In that event there can be a further step-up in non-Plan as well as Plan expenditure. But with the necessity to increase net market borrowing to Rs. 3,08,647 crore (Rs. 2,61,972 crore revised) and reduced relief through unwinding of loans secured under the Market Stabilisation Scheme (MSS), the Finance Minister may find it difficult to raise aggregate expenditure.
Buoyant bourses
In the changing situation however it will be possible to mobilise large rupee and forex resources once the new government adopts a bold approach to revive the economy and a cheaper money policy is vigorously pursued by the monetary authorities.

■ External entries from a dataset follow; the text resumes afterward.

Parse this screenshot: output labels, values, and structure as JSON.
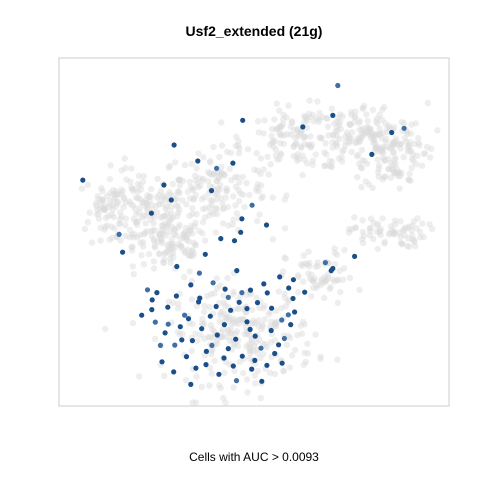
{
  "chart_data": {
    "type": "scatter",
    "title": "Usf2_extended (21g)",
    "xlabel": "Cells with AUC > 0.0093",
    "ylabel": "",
    "xlim": [
      0,
      100
    ],
    "ylim": [
      0,
      100
    ],
    "grid": false,
    "legend": "none",
    "colors": {
      "background_cells": "#d9d9d9",
      "highlight_cells": "#1b4f8a",
      "panel_border": "#cccccc"
    },
    "series": [
      {
        "role": "background",
        "clusters": [
          {
            "cx": 21,
            "cy": 56,
            "rx": 12,
            "ry": 11,
            "n": 170
          },
          {
            "cx": 40,
            "cy": 62,
            "rx": 12,
            "ry": 10,
            "n": 150
          },
          {
            "cx": 29,
            "cy": 46,
            "rx": 9,
            "ry": 8,
            "n": 90
          },
          {
            "cx": 62,
            "cy": 77,
            "rx": 13,
            "ry": 8,
            "n": 130
          },
          {
            "cx": 79,
            "cy": 77,
            "rx": 14,
            "ry": 9,
            "n": 150
          },
          {
            "cx": 86,
            "cy": 71,
            "rx": 7,
            "ry": 8,
            "n": 70
          },
          {
            "cx": 84,
            "cy": 50,
            "rx": 9,
            "ry": 4,
            "n": 70
          },
          {
            "cx": 67,
            "cy": 37,
            "rx": 8,
            "ry": 7,
            "n": 60
          },
          {
            "cx": 47,
            "cy": 21,
            "rx": 17,
            "ry": 13,
            "n": 260
          },
          {
            "cx": 12,
            "cy": 58,
            "rx": 3,
            "ry": 5,
            "n": 30
          }
        ]
      },
      {
        "role": "highlight",
        "points": [
          [
            71.5,
            92.1
          ],
          [
            70.2,
            83.5
          ],
          [
            62.5,
            80.2
          ],
          [
            47.1,
            82.1
          ],
          [
            85.3,
            78.6
          ],
          [
            88.5,
            79.8
          ],
          [
            80.2,
            72.3
          ],
          [
            29.5,
            75.0
          ],
          [
            35.6,
            70.4
          ],
          [
            44.6,
            69.8
          ],
          [
            40.4,
            68.3
          ],
          [
            6.1,
            64.9
          ],
          [
            26.9,
            63.5
          ],
          [
            39.1,
            61.9
          ],
          [
            28.8,
            59.2
          ],
          [
            49.5,
            57.7
          ],
          [
            23.7,
            55.4
          ],
          [
            46.9,
            53.8
          ],
          [
            53.2,
            52.0
          ],
          [
            46.6,
            49.9
          ],
          [
            15.4,
            49.3
          ],
          [
            41.5,
            48.1
          ],
          [
            45.0,
            47.5
          ],
          [
            16.3,
            44.2
          ],
          [
            37.5,
            43.6
          ],
          [
            68.3,
            41.2
          ],
          [
            70.2,
            39.5
          ],
          [
            75.8,
            43.0
          ],
          [
            69.8,
            38.9
          ],
          [
            30.2,
            40.1
          ],
          [
            36.0,
            38.2
          ],
          [
            60.1,
            36.3
          ],
          [
            58.9,
            33.9
          ],
          [
            49.1,
            33.3
          ],
          [
            45.6,
            38.9
          ],
          [
            39.5,
            35.4
          ],
          [
            33.8,
            34.8
          ],
          [
            52.5,
            35.1
          ],
          [
            56.6,
            37.1
          ],
          [
            63.0,
            32.7
          ],
          [
            43.4,
            31.2
          ],
          [
            46.2,
            29.8
          ],
          [
            40.3,
            28.6
          ],
          [
            35.8,
            29.9
          ],
          [
            27.9,
            28.4
          ],
          [
            32.2,
            26.1
          ],
          [
            44.0,
            27.5
          ],
          [
            50.9,
            29.7
          ],
          [
            54.5,
            28.1
          ],
          [
            60.4,
            27.0
          ],
          [
            57.1,
            24.7
          ],
          [
            48.2,
            24.2
          ],
          [
            42.4,
            23.4
          ],
          [
            36.6,
            22.2
          ],
          [
            31.1,
            22.8
          ],
          [
            24.7,
            24.1
          ],
          [
            21.2,
            26.1
          ],
          [
            23.8,
            27.7
          ],
          [
            27.2,
            21.0
          ],
          [
            34.2,
            18.8
          ],
          [
            39.2,
            17.4
          ],
          [
            45.3,
            19.2
          ],
          [
            50.3,
            20.1
          ],
          [
            54.4,
            21.7
          ],
          [
            56.3,
            17.6
          ],
          [
            51.8,
            16.6
          ],
          [
            47.0,
            14.3
          ],
          [
            42.3,
            13.8
          ],
          [
            37.7,
            11.9
          ],
          [
            32.7,
            14.2
          ],
          [
            29.7,
            17.5
          ],
          [
            26.4,
            12.7
          ],
          [
            29.4,
            9.8
          ],
          [
            33.8,
            6.2
          ],
          [
            41.0,
            9.1
          ],
          [
            45.5,
            7.3
          ],
          [
            49.4,
            10.6
          ],
          [
            53.3,
            11.7
          ],
          [
            52.0,
            7.1
          ],
          [
            57.2,
            12.3
          ],
          [
            57.8,
            19.4
          ],
          [
            59.4,
            23.4
          ],
          [
            38.8,
            25.8
          ],
          [
            43.4,
            16.5
          ],
          [
            48.2,
            28.0
          ],
          [
            26.0,
            17.4
          ],
          [
            36.1,
            31.0
          ],
          [
            53.4,
            32.5
          ],
          [
            30.1,
            31.6
          ],
          [
            60.0,
            30.9
          ],
          [
            22.7,
            33.4
          ],
          [
            25.1,
            32.6
          ],
          [
            33.2,
            25.1
          ],
          [
            49.0,
            22.0
          ],
          [
            40.6,
            20.4
          ],
          [
            28.0,
            23.5
          ],
          [
            37.8,
            15.7
          ],
          [
            44.7,
            11.5
          ],
          [
            55.3,
            15.1
          ],
          [
            23.9,
            30.5
          ],
          [
            58.8,
            26.2
          ],
          [
            31.5,
            19.0
          ],
          [
            35.1,
            10.9
          ],
          [
            50.2,
            13.1
          ],
          [
            42.6,
            33.6
          ],
          [
            46.9,
            32.6
          ]
        ]
      }
    ]
  }
}
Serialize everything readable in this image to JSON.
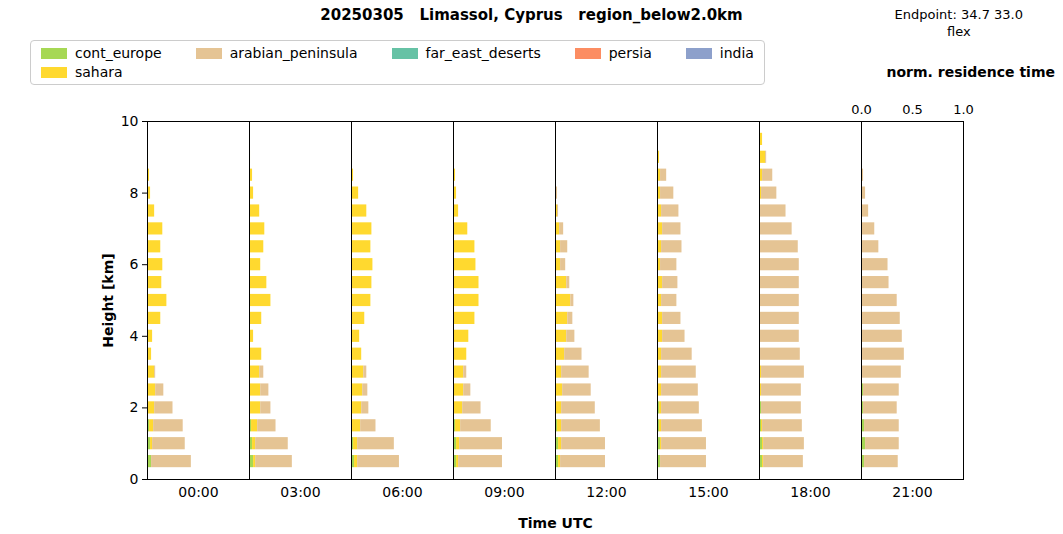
{
  "chart_data": {
    "type": "bar",
    "orientation": "horizontal",
    "stacked": true,
    "title": "20250305   Limassol, Cyprus   region_below2.0km",
    "annotations": [
      "Endpoint: 34.7 33.0",
      "flex"
    ],
    "xlabel": "norm. residence time",
    "panel_axis_label": "Time UTC",
    "ylabel": "Height [km]",
    "xlim": [
      0,
      1
    ],
    "xticks": [
      {
        "value": 0,
        "label": "0.0"
      },
      {
        "value": 0.5,
        "label": "0.5"
      },
      {
        "value": 1,
        "label": "1.0"
      }
    ],
    "ylim": [
      0,
      10
    ],
    "yticks": [
      0,
      2,
      4,
      6,
      8,
      10
    ],
    "legend": "top-left",
    "y": [
      0.5,
      1.0,
      1.5,
      2.0,
      2.5,
      3.0,
      3.5,
      4.0,
      4.5,
      5.0,
      5.5,
      6.0,
      6.5,
      7.0,
      7.5,
      8.0,
      8.5,
      9.0,
      9.5
    ],
    "series": [
      {
        "name": "cont_europe",
        "color": "#a6d854"
      },
      {
        "name": "sahara",
        "color": "#ffd92f"
      },
      {
        "name": "arabian_peninsula",
        "color": "#e5c494"
      },
      {
        "name": "far_east_deserts",
        "color": "#66c2a5"
      },
      {
        "name": "persia",
        "color": "#fc8d62"
      },
      {
        "name": "india",
        "color": "#8da0cb"
      }
    ],
    "panels": [
      {
        "label": "00:00",
        "series": [
          {
            "name": "cont_europe",
            "values": [
              0.04,
              0.03,
              0.02,
              0.01,
              0,
              0,
              0,
              0,
              0,
              0,
              0,
              0,
              0,
              0,
              0,
              0,
              0,
              0,
              0
            ]
          },
          {
            "name": "sahara",
            "values": [
              0,
              0.02,
              0.04,
              0.06,
              0.08,
              0.07,
              0.04,
              0.05,
              0.13,
              0.19,
              0.14,
              0.15,
              0.13,
              0.15,
              0.07,
              0.03,
              0.02,
              0.01,
              0
            ]
          },
          {
            "name": "arabian_peninsula",
            "values": [
              0.39,
              0.32,
              0.29,
              0.18,
              0.08,
              0.01,
              0,
              0,
              0,
              0,
              0,
              0,
              0,
              0,
              0,
              0,
              0,
              0,
              0
            ]
          }
        ]
      },
      {
        "label": "03:00",
        "series": [
          {
            "name": "cont_europe",
            "values": [
              0.04,
              0.03,
              0.02,
              0.01,
              0,
              0,
              0,
              0,
              0,
              0,
              0,
              0,
              0,
              0,
              0,
              0,
              0,
              0,
              0
            ]
          },
          {
            "name": "sahara",
            "values": [
              0.02,
              0.03,
              0.06,
              0.1,
              0.11,
              0.1,
              0.12,
              0.04,
              0.12,
              0.21,
              0.17,
              0.11,
              0.14,
              0.15,
              0.1,
              0.04,
              0.03,
              0.01,
              0
            ]
          },
          {
            "name": "arabian_peninsula",
            "values": [
              0.36,
              0.32,
              0.18,
              0.1,
              0.08,
              0.04,
              0,
              0,
              0,
              0,
              0,
              0,
              0,
              0,
              0,
              0,
              0,
              0,
              0
            ]
          }
        ]
      },
      {
        "label": "06:00",
        "series": [
          {
            "name": "cont_europe",
            "values": [
              0.03,
              0.02,
              0.01,
              0,
              0,
              0,
              0,
              0,
              0,
              0,
              0,
              0,
              0,
              0,
              0,
              0,
              0,
              0,
              0
            ]
          },
          {
            "name": "sahara",
            "values": [
              0.03,
              0.04,
              0.08,
              0.1,
              0.11,
              0.12,
              0.1,
              0.08,
              0.13,
              0.19,
              0.2,
              0.21,
              0.19,
              0.2,
              0.15,
              0.07,
              0.02,
              0.01,
              0
            ]
          },
          {
            "name": "arabian_peninsula",
            "values": [
              0.41,
              0.36,
              0.15,
              0.07,
              0.05,
              0.03,
              0,
              0,
              0,
              0,
              0,
              0,
              0,
              0,
              0,
              0,
              0,
              0,
              0
            ]
          }
        ]
      },
      {
        "label": "09:00",
        "series": [
          {
            "name": "cont_europe",
            "values": [
              0.03,
              0.03,
              0.02,
              0.01,
              0,
              0,
              0,
              0,
              0,
              0,
              0,
              0,
              0,
              0,
              0,
              0,
              0,
              0,
              0
            ]
          },
          {
            "name": "sahara",
            "values": [
              0.02,
              0.03,
              0.05,
              0.08,
              0.1,
              0.1,
              0.13,
              0.15,
              0.21,
              0.25,
              0.25,
              0.22,
              0.21,
              0.14,
              0.05,
              0.03,
              0.02,
              0.01,
              0
            ]
          },
          {
            "name": "arabian_peninsula",
            "values": [
              0.43,
              0.42,
              0.3,
              0.18,
              0.07,
              0.03,
              0,
              0,
              0,
              0,
              0,
              0,
              0,
              0,
              0,
              0,
              0,
              0,
              0
            ]
          }
        ]
      },
      {
        "label": "12:00",
        "series": [
          {
            "name": "cont_europe",
            "values": [
              0.03,
              0.03,
              0.02,
              0.01,
              0.01,
              0,
              0,
              0,
              0,
              0,
              0,
              0,
              0,
              0,
              0,
              0,
              0,
              0,
              0
            ]
          },
          {
            "name": "sahara",
            "values": [
              0.02,
              0.03,
              0.04,
              0.05,
              0.06,
              0.06,
              0.09,
              0.11,
              0.12,
              0.15,
              0.11,
              0.05,
              0.05,
              0.04,
              0.02,
              0.01,
              0.01,
              0,
              0
            ]
          },
          {
            "name": "arabian_peninsula",
            "values": [
              0.44,
              0.43,
              0.38,
              0.33,
              0.28,
              0.27,
              0.17,
              0.08,
              0.05,
              0.03,
              0.03,
              0.05,
              0.07,
              0.04,
              0.01,
              0.01,
              0,
              0,
              0
            ]
          }
        ]
      },
      {
        "label": "15:00",
        "series": [
          {
            "name": "cont_europe",
            "values": [
              0.03,
              0.03,
              0.02,
              0.02,
              0.01,
              0.01,
              0,
              0,
              0,
              0,
              0,
              0,
              0,
              0,
              0,
              0,
              0,
              0,
              0
            ]
          },
          {
            "name": "sahara",
            "values": [
              0,
              0.01,
              0.02,
              0.02,
              0.03,
              0.03,
              0.04,
              0.05,
              0.05,
              0.04,
              0.05,
              0.03,
              0.04,
              0.05,
              0.04,
              0.03,
              0.03,
              0.02,
              0
            ]
          },
          {
            "name": "arabian_peninsula",
            "values": [
              0.45,
              0.44,
              0.4,
              0.37,
              0.36,
              0.34,
              0.3,
              0.22,
              0.18,
              0.15,
              0.15,
              0.16,
              0.2,
              0.18,
              0.17,
              0.13,
              0.06,
              0,
              0
            ]
          }
        ]
      },
      {
        "label": "18:00",
        "series": [
          {
            "name": "cont_europe",
            "values": [
              0.03,
              0.03,
              0.02,
              0.02,
              0.01,
              0.01,
              0.01,
              0,
              0,
              0,
              0,
              0,
              0,
              0,
              0,
              0,
              0,
              0,
              0
            ]
          },
          {
            "name": "sahara",
            "values": [
              0.01,
              0.01,
              0.01,
              0,
              0.01,
              0.01,
              0,
              0,
              0,
              0,
              0,
              0,
              0,
              0,
              0.01,
              0.02,
              0.03,
              0.06,
              0.03
            ]
          },
          {
            "name": "arabian_peninsula",
            "values": [
              0.39,
              0.4,
              0.39,
              0.39,
              0.39,
              0.42,
              0.39,
              0.39,
              0.39,
              0.39,
              0.39,
              0.39,
              0.38,
              0.32,
              0.25,
              0.15,
              0.1,
              0.01,
              0
            ]
          }
        ]
      },
      {
        "label": "21:00",
        "series": [
          {
            "name": "cont_europe",
            "values": [
              0.03,
              0.04,
              0.03,
              0.02,
              0.02,
              0.01,
              0.01,
              0,
              0,
              0,
              0,
              0,
              0,
              0,
              0,
              0,
              0,
              0,
              0
            ]
          },
          {
            "name": "sahara",
            "values": [
              0,
              0,
              0,
              0,
              0,
              0,
              0,
              0,
              0,
              0,
              0,
              0,
              0,
              0,
              0,
              0,
              0.01,
              0,
              0
            ]
          },
          {
            "name": "arabian_peninsula",
            "values": [
              0.33,
              0.33,
              0.34,
              0.33,
              0.35,
              0.38,
              0.41,
              0.4,
              0.38,
              0.35,
              0.27,
              0.26,
              0.17,
              0.13,
              0.07,
              0.04,
              0.01,
              0,
              0
            ]
          }
        ]
      }
    ]
  }
}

There has been a sharp rebound in equity values on the bourses since the middle of May and the BSE index has soared to 14625 from 12173 on May 15. In the same period the rupee has risen to 47.12 a dollar from 49.43. Even with larger FII buying no significant improvement in foreign exchange assets has been noticeable so far.
If the regular budget in the first week of July fulfils market expectations there may be a repetition of the happenings of 2007-08 in the external sector though not to the same extent. As Dr. Manmohan Singh has considerable clout with the western countries which are only too eager to extend liberal credits, developments in July-March should be heartening.
The agriculture sector is expected to do well again and the yield of food and cash crops may be tangibly higher in the coming season. With sizable procurement of rice and wheat in 2008-09, buffer stocks are at fairly high levels and there is the prospect of a further increase in these stocks in 2009-10.
With the inflation rate unlikely to rise much in the coming months, a good beginning can be made with credit expansion in a big way for all purposes. The requirements of worthy borrowers should be met liberally with a lowering of interest rates.
The monetary authorities should therefore lower repo and reverse repo rates further for inducing banks to cut lending rates. There will also be no immediate need for reducing the cash reserve ratio. Deposit rates too may be on the down trend if net forex inflows get reflected in faster additions to bank funds. The happenings in July-September and subsequent months are thus of special significance. There may well be a noticeable improvement in economic activity in the remaining three quarters with the growth in GDP likely to improve to 7.5-8 per cent.